Another area mentioned as beneficial to development of my own personal voice was to become engaged with the student community. This year I had the opportunity to join a student zoom group with students studying the same course. There were 5 or 6 regular members who I have found to be really helpful and motivational. At first, I was a little worried about presenting my own work to my peers, but soon found that it was a very supportive and non-judgemental group which have really helped me shape ideas and feedback on my work. They were also a great source of other photographers to look at.
In the words of Bill Gates: “Feedback has been absolutely key to my improvement” during this course and I am so pleased with the feedback and conversations I have had with my tutor. His approach was to send me written feedback which was then used as a basis for our audiovisual conversations. This approach really suited me as I was able to consider his comments and reflect on them before we spoke. Making our conversations all the richer. I have also written up my reflections on our conversations to enhance the assessment feedback.

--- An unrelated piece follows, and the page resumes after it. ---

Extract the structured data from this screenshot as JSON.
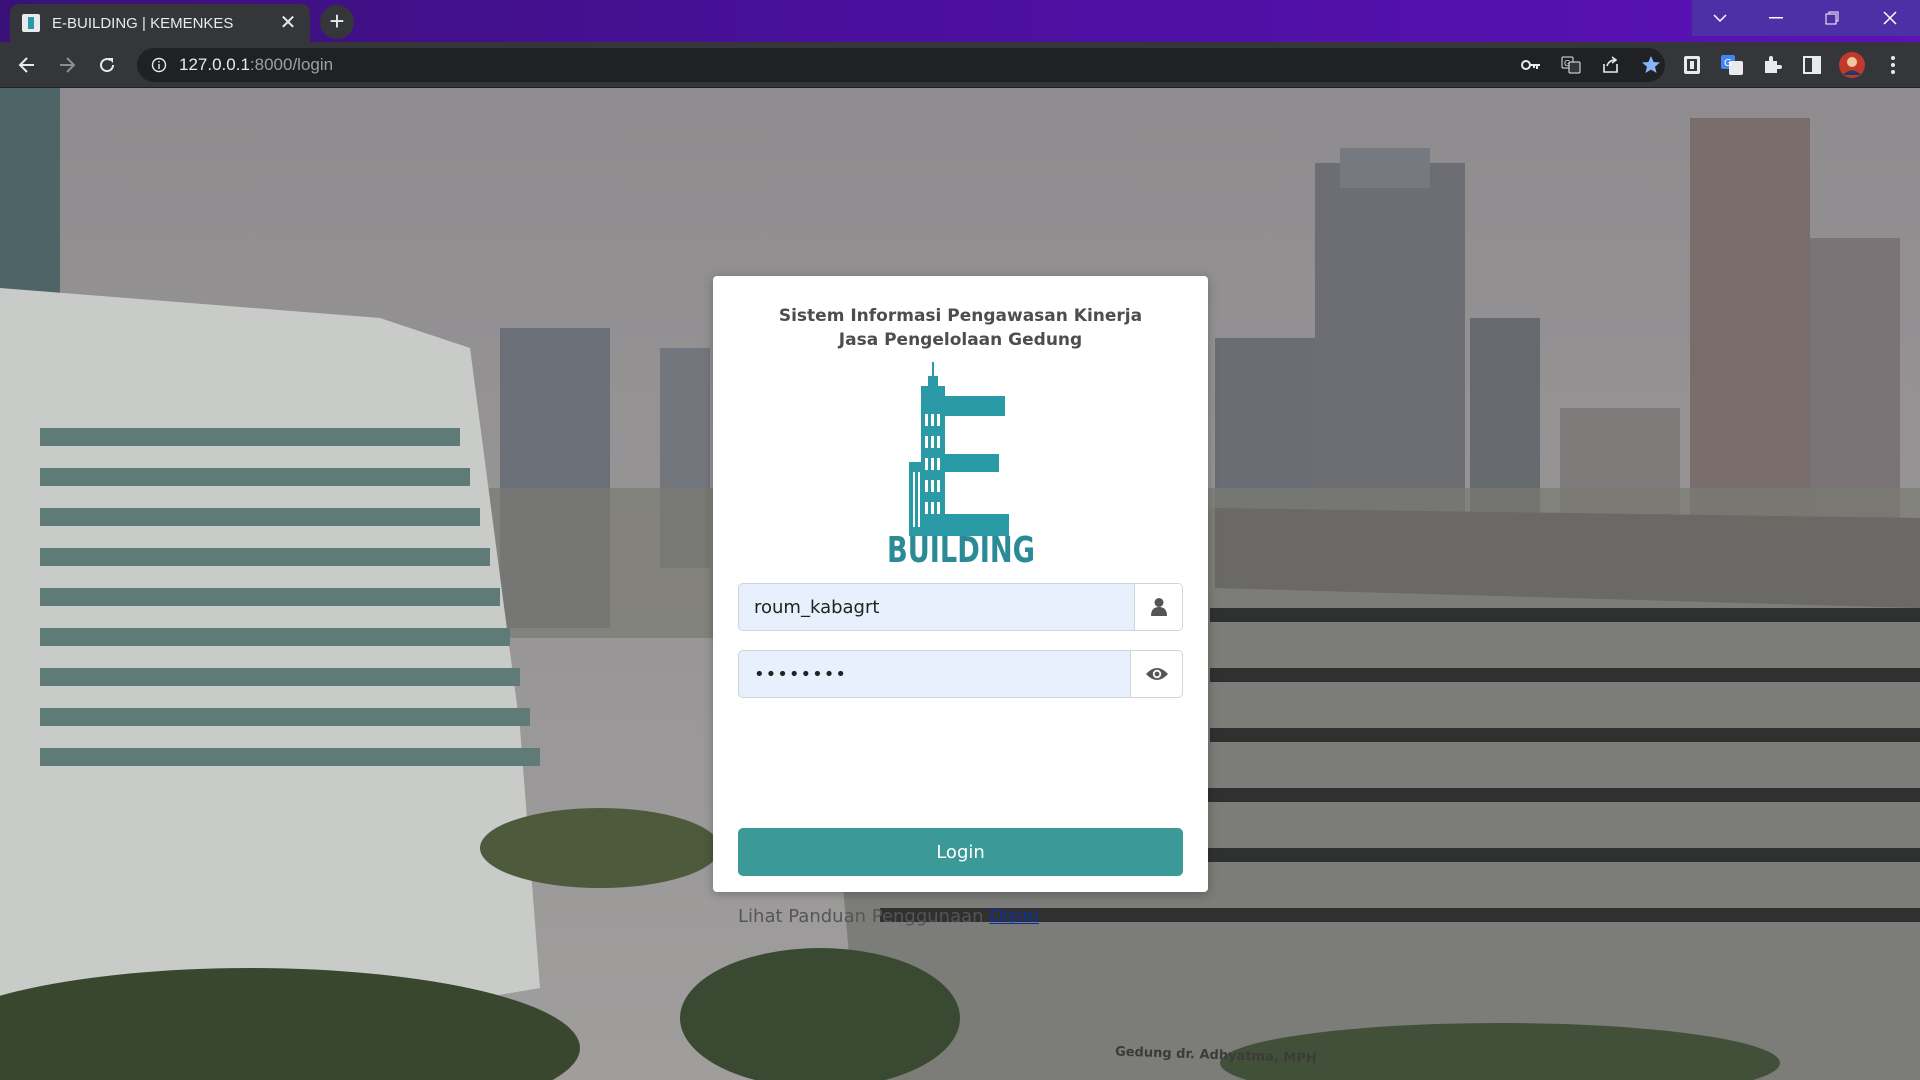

In summary, I have finished this course strongly, with my tutor’s final comments being “You are showing much promise and you have made strides of progress during this course.” At first I questioned my progress, but having looked back for this assessment and reflected, I believe that what I originally saw as a blocker, i.e. the lockdown, has actually been a catalyst to me looking at my work from a different angle and actually made me realise that I really enjoy the style of photography where I am in control of what I am depicting, such as personless portraits. I have also really engaged with the idea of mixing media, in text and narrative and the bringing together other elements into my work such as found images, writing, objects etc.
One drawback to doing a time limited course is that you don’t have time to really explore and refine ideas, however, this course has given me the opportunity to start a few projects which have potential to lead to others or could be gone into, into more depth. I am now excited to continue into Level 2 and see how much further I can develop.